Entre mémoire collective et liberté artistique : un débat sociétal

Dans les milieux littéraires et militants, les réactions sont contrastées. Certains défendent Daoud, y voyant une tentative courageuse de mettre des mots sur les douleurs silencieuses de l’Algérie post-décennie noire. D’autres dénoncent une « confiscation de voix », estimant que seuls les survivants doivent avoir le droit de raconter leur histoire.

Des associations de victimes des années 1990, en Algérie, ont également exprimé leur malaise face à un roman qui, selon elles, « instrumentalise » la douleur sans contribuer à la mémoire collective.

Au-delà du cas individuel, cette affaire soulève des questions sur la manière dont les sociétés abordent leur passé douloureux. En Algérie, la guerre civile des années 1990 reste un sujet sensible. La tentative de Daoud de romancer cette période heurte certaines sensibilités, notamment celles des victimes qui souhaitent garder leur histoire privée.

La tension entre le besoin de mémoire collective et le respect de l’intimité individuelle est au cœur de ce débat.
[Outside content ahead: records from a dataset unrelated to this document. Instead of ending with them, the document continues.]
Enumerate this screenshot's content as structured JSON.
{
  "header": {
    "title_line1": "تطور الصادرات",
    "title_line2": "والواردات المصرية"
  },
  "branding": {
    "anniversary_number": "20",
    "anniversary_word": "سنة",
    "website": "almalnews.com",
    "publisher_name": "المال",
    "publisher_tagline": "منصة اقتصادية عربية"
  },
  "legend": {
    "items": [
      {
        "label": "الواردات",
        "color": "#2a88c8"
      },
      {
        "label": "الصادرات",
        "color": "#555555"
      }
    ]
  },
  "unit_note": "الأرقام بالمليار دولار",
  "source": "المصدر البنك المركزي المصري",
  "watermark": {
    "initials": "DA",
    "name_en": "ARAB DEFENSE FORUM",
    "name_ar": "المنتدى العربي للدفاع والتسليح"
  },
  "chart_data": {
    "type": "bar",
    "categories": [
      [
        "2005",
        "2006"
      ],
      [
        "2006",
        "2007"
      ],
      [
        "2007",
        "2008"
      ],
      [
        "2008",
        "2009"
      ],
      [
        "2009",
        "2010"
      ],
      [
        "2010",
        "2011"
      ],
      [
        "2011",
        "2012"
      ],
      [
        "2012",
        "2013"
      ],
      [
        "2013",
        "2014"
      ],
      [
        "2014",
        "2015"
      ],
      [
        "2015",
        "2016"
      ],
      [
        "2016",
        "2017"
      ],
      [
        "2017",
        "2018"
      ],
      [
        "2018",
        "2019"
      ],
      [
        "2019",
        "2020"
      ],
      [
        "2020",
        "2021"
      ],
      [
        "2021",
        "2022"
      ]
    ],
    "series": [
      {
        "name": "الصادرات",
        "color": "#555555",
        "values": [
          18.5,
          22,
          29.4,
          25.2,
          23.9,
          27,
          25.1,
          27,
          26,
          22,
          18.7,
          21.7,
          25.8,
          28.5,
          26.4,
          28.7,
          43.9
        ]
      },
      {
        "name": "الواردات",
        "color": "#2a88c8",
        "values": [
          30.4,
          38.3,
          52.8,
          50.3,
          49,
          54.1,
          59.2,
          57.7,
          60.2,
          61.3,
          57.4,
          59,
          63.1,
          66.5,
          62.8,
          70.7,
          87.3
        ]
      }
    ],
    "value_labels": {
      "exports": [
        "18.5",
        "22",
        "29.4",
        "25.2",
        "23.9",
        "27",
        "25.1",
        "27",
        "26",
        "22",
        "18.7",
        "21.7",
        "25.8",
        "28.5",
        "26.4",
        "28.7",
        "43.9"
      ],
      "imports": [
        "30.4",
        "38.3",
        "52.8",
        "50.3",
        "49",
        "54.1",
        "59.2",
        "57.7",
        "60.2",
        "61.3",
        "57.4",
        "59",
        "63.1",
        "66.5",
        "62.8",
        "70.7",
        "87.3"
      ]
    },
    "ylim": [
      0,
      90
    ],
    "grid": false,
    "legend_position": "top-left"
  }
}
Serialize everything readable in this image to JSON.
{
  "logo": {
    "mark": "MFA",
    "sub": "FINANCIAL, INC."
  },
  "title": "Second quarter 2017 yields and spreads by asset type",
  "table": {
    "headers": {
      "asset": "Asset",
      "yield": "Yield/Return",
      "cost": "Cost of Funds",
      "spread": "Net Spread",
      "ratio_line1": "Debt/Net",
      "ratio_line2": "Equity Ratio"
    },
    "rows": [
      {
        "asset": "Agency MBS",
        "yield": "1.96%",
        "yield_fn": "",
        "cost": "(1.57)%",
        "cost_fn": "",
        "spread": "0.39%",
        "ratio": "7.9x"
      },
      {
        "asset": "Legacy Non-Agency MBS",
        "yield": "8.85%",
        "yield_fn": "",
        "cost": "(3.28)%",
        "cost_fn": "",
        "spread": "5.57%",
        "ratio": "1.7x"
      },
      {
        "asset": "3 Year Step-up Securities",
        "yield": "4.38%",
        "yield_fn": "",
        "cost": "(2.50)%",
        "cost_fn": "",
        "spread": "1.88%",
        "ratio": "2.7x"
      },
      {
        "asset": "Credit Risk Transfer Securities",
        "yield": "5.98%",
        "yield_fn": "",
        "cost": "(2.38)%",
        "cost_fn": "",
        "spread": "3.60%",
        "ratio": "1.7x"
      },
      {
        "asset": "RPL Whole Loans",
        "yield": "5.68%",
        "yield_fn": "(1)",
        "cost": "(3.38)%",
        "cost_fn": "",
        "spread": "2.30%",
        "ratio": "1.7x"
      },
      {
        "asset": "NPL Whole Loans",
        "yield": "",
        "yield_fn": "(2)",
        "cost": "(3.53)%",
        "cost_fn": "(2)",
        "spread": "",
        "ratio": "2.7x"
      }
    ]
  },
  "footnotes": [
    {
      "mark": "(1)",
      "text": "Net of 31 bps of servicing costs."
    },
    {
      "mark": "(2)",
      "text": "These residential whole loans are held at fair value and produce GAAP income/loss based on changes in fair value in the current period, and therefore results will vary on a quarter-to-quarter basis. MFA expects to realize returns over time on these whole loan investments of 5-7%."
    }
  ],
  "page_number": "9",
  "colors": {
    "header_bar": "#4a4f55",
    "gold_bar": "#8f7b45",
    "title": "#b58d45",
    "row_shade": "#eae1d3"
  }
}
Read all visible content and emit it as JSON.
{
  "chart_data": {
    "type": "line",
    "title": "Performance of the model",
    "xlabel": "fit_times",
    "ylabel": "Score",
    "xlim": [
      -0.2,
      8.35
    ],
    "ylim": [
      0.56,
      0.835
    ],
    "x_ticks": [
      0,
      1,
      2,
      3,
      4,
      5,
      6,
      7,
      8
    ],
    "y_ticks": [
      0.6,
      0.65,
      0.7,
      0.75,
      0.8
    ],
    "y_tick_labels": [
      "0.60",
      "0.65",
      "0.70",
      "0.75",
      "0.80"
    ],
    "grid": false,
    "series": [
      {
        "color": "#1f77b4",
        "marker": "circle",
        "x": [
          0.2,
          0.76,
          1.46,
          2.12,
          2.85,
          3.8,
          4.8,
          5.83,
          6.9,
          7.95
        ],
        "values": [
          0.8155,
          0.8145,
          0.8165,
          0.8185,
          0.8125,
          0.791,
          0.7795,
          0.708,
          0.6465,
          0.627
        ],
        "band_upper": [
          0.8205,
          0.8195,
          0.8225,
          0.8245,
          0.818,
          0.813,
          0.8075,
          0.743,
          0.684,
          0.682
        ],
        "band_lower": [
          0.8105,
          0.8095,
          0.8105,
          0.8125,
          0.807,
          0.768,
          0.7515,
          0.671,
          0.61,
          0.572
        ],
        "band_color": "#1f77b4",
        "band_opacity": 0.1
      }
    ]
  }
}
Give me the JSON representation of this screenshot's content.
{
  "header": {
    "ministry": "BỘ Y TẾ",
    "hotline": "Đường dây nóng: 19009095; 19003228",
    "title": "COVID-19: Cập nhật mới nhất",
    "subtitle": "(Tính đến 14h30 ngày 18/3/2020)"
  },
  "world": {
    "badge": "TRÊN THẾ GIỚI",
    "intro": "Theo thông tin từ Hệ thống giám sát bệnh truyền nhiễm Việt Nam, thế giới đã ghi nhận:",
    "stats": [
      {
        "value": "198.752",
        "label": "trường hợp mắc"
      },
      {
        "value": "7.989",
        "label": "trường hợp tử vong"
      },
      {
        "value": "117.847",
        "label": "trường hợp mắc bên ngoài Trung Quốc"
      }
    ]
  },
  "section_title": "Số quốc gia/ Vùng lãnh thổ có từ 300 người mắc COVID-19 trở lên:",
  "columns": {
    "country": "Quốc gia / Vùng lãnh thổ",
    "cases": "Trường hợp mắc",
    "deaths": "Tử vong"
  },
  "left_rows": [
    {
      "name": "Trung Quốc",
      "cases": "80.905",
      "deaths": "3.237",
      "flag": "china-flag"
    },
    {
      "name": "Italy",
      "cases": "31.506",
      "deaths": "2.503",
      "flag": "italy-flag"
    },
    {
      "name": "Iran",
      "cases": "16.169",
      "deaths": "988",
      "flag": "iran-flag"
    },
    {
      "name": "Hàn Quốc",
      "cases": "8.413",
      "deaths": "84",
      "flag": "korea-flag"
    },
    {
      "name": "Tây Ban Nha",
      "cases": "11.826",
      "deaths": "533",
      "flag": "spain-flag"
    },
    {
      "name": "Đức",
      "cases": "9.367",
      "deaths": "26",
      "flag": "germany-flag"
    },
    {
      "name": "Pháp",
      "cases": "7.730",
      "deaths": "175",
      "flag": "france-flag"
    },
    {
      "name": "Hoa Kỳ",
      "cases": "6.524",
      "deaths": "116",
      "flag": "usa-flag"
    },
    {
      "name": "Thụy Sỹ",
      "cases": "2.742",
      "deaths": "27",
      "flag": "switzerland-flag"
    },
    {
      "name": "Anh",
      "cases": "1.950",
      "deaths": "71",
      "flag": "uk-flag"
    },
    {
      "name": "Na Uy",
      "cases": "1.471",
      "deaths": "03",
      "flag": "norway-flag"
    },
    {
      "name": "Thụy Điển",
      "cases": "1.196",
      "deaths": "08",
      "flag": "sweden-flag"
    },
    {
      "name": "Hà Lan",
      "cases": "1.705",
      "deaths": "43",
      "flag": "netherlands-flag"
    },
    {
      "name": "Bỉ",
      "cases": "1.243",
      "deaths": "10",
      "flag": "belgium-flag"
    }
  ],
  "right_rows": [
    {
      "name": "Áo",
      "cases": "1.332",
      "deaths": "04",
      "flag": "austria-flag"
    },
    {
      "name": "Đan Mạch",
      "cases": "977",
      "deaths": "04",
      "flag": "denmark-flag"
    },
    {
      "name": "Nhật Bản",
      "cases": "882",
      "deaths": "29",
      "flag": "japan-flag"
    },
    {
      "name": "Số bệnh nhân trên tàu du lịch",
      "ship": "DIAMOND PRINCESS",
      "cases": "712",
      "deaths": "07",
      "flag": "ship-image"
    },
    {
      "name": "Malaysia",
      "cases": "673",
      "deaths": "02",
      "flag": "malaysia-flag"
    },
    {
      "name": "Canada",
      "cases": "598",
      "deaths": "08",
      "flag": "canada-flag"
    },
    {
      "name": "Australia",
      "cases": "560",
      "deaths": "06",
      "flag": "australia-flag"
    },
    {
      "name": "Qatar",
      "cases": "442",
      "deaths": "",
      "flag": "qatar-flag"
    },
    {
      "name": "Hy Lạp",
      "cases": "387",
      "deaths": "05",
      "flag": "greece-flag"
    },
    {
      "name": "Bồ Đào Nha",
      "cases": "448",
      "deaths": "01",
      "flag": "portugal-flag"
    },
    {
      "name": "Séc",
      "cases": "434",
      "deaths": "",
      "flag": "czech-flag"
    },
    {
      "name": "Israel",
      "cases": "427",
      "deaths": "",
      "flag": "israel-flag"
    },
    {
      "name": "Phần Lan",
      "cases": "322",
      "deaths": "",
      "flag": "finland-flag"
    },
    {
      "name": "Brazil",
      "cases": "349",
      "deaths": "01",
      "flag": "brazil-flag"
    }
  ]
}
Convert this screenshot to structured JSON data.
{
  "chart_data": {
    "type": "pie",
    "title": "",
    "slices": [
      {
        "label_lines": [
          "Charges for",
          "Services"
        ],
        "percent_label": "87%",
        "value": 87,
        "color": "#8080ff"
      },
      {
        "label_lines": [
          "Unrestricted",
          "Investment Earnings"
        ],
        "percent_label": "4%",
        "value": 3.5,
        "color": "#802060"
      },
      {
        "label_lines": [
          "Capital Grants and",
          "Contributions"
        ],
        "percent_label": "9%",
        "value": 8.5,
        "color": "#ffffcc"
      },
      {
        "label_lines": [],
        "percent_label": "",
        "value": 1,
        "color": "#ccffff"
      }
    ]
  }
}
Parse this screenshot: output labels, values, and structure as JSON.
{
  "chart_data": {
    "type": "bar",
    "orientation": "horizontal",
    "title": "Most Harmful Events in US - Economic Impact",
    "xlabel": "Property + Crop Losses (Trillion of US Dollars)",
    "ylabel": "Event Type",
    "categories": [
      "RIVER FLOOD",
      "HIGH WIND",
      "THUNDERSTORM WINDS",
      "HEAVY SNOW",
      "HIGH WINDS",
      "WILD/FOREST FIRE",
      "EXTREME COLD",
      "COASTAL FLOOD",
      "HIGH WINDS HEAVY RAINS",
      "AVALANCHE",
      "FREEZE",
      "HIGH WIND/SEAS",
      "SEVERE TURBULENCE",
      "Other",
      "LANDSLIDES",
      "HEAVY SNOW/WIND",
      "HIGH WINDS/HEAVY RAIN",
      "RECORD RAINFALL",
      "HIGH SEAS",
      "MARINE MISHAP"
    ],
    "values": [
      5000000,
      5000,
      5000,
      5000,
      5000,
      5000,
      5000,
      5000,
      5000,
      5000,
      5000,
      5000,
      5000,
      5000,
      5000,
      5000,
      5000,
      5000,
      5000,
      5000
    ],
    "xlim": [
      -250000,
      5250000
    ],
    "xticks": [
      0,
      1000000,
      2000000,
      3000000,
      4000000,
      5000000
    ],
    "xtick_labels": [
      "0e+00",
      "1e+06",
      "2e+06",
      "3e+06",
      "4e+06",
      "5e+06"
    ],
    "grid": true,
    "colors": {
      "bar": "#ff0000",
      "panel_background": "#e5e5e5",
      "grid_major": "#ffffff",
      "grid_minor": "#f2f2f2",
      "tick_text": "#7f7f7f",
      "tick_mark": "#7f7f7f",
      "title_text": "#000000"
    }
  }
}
Elle interroge également le rôle des écrivains dans la société : peuvent-ils être les gardiens de la mémoire, même au prix de blessures personnelles ?

Peut-on tout dire au nom de la littérature ? L’inspiration artistique justifie-t-elle l’appropriation d’un vécu intime ? Cette affaire judiciaire met en lumière la zone grise entre fiction et réalité, entre hommage et plagiat de l’intime.

L’issue du procès pourrait faire date, en France comme en Algérie, et imposer de nouvelles balises aux écrivains qui s’inspirent du réel. Elle interroge aussi le rôle de la psychiatrie, la confidentialité thérapeutique, et le pouvoir des mots dans la reconstruction ou la destruction d’un individu.

Une fiction devenue affaire d’État

L’affaire Kamel Daoud dépasse le simple contentieux entre une autrice et un romancier. Elle soulève des questions essentielles sur la mémoire des violences politiques, la place des femmes victimes, le respect du secret médical, et les limites de la fiction.

Si les tribunaux donnent raison à Saâda Arbane, cela pourrait créer un précédent fort dans le monde littéraire. À l’inverse, si Daoud est blanchi, ce sera un signal en faveur de la liberté d’expression… au risque d’un silence imposé à celles et ceux qui ont vu leur histoire réappropriée.